The legislature will be in recess for the religious holidays through April 21. On their return, they will need to produce a bonding bill and process through conference committee those bills needing to be reconciled.

**May I explain? “Lack of parent notification” in the Safe and Supportive Schools Act

In the bill, reporting a child’s bullying behavior to his/her parents is left to the discretion of the school administrator. Many concerns over this provision have been voiced and opponents have used this provision as a clear indicator that the state of Minnesota is trying to take over the rearing of our children. Some of the hyperbole used is likening the lack of parent notification to what “Hitler did,” or a rendition of Orwell’s 1984 – “only Orwell was 30 years too early.”

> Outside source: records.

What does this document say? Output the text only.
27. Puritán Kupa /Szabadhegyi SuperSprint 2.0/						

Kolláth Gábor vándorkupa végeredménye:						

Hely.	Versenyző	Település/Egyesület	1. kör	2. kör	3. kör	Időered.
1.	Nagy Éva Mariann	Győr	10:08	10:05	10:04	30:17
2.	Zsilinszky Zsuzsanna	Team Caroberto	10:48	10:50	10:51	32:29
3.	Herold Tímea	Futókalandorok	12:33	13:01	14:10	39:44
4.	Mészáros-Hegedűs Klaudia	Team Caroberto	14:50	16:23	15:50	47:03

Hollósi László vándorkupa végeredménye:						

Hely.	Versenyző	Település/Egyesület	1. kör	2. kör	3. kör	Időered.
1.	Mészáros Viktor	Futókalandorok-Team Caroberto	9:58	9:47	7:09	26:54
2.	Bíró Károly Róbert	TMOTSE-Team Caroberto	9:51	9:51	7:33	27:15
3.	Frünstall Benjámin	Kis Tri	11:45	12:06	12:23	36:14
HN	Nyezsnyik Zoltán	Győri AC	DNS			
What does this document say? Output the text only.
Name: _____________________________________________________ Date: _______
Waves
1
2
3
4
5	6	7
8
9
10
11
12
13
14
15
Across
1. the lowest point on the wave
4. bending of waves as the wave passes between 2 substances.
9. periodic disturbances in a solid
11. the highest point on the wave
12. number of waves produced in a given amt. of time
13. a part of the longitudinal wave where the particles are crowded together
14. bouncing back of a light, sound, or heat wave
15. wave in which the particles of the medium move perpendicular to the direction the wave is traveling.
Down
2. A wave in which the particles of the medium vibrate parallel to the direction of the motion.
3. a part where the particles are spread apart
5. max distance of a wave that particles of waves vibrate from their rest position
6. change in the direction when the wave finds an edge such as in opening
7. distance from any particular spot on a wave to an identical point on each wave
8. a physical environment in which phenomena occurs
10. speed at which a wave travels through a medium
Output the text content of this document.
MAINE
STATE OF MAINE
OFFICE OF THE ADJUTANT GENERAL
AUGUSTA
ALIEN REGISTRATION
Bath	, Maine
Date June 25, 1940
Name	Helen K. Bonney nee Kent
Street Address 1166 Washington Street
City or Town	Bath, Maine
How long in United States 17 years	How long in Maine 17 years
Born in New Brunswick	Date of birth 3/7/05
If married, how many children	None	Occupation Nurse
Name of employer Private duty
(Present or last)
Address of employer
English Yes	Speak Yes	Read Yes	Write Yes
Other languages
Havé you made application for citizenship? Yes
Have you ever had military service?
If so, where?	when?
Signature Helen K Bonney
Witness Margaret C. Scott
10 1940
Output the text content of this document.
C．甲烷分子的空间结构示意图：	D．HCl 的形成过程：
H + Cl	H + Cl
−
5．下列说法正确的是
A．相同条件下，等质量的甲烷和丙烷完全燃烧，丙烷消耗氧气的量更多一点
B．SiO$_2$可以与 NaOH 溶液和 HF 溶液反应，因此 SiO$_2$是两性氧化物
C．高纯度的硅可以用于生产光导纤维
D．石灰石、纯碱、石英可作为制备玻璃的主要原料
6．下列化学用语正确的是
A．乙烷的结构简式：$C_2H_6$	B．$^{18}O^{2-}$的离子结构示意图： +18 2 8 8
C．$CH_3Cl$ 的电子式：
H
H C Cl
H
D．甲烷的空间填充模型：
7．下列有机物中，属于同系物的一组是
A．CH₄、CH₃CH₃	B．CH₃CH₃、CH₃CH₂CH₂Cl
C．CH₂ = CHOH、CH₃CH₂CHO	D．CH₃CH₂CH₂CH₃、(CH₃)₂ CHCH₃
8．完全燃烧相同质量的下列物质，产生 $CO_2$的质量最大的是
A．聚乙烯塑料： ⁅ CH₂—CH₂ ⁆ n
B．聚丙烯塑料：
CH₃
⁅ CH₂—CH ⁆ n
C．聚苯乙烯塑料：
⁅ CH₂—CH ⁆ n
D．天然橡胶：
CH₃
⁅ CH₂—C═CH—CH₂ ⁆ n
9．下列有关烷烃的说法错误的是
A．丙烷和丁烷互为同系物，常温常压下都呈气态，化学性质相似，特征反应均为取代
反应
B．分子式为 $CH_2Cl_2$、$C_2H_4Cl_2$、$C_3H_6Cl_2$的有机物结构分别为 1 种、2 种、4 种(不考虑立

Let’s take a breath. It was the administrators, those who deal with this issue day in and day out, who asked for this flexibility. Their past experience led them to fear for a child’s safety in certain circumstances if reporting was mandated for EVERY situation. It was the administrators who wanted the flexibility to assess an individual child’s situation and use their best judgment as to how to proceed. This seems to put a different face on the provision, but many have been concerned about making this case too loudly because of its delicate nature.

How to run a war

If you are in the world of education, it is hard not to see the war that is waging in the name of caring about our children’s learning. The sides are tightly defined as “education reformers” and the “defenders of the status quo.” It is a war and our children are the victims.

I was pleased to read Search Institute President and CEO Kent Pekel’s piece, Rules of Engagement for Minnesota’s Education Wars. He rightly calls out the war and proposes two critical rules that all should keep uppermost on ther minds: “Emphasize trends” and “O_ffer evidence when we claim something works.”_ These are two factors sorely missing in the current environment and two that as the public we should demand.

AND it’s not enough to stop a war, we have to build the peace and that is what Parents United wants to focus on. To build peace, we need to build a common vision.

What to expect in the coming weeks

The Legislature is in recess and will reconvene Tuesday, April 22 at noon. Parents United will be there.

House members appointed to conference the Supplemental Appropriation bills are Representatives Lyndon Carlson (DFL-Crystal), Tom Huntley (DFL-Duluth), Tim Mahoney (DFL-St. Paul), Jean Wagenius (DFL-Minneapolis) and Paul Marquart (DFL-Dilworth). It is tradition that in order to be appointed as a conferee you need to have voted FOR the bill. Because no Republicans voted for the bill, there are none on the conference committee.

We will focus on conference committees for the Omnibus Supplemental Appropriations and Omnibus Education Policy. Keep your eye on the Capitol Calendar because things change quickly.

**Worth a second look

Most days on our website, Parents United provides links to our Daily News Picks! These are education articles that catch our eye. A few of those articles are worth a second look either because they are so compelling or because they provide context for an issue currently being debated at the Capitol. If you haven’t done so already, you have to read this piece!

What is Parents United’s agenda? It’s simple: we don’t speak for parents, but work to provide credible, timely information about education policy and the law-making process so parents can speak for themselves. Truth be told, Parents United is a translator of complex terms and policy implications, as well as a navigator for a legislative process often oblique to the public.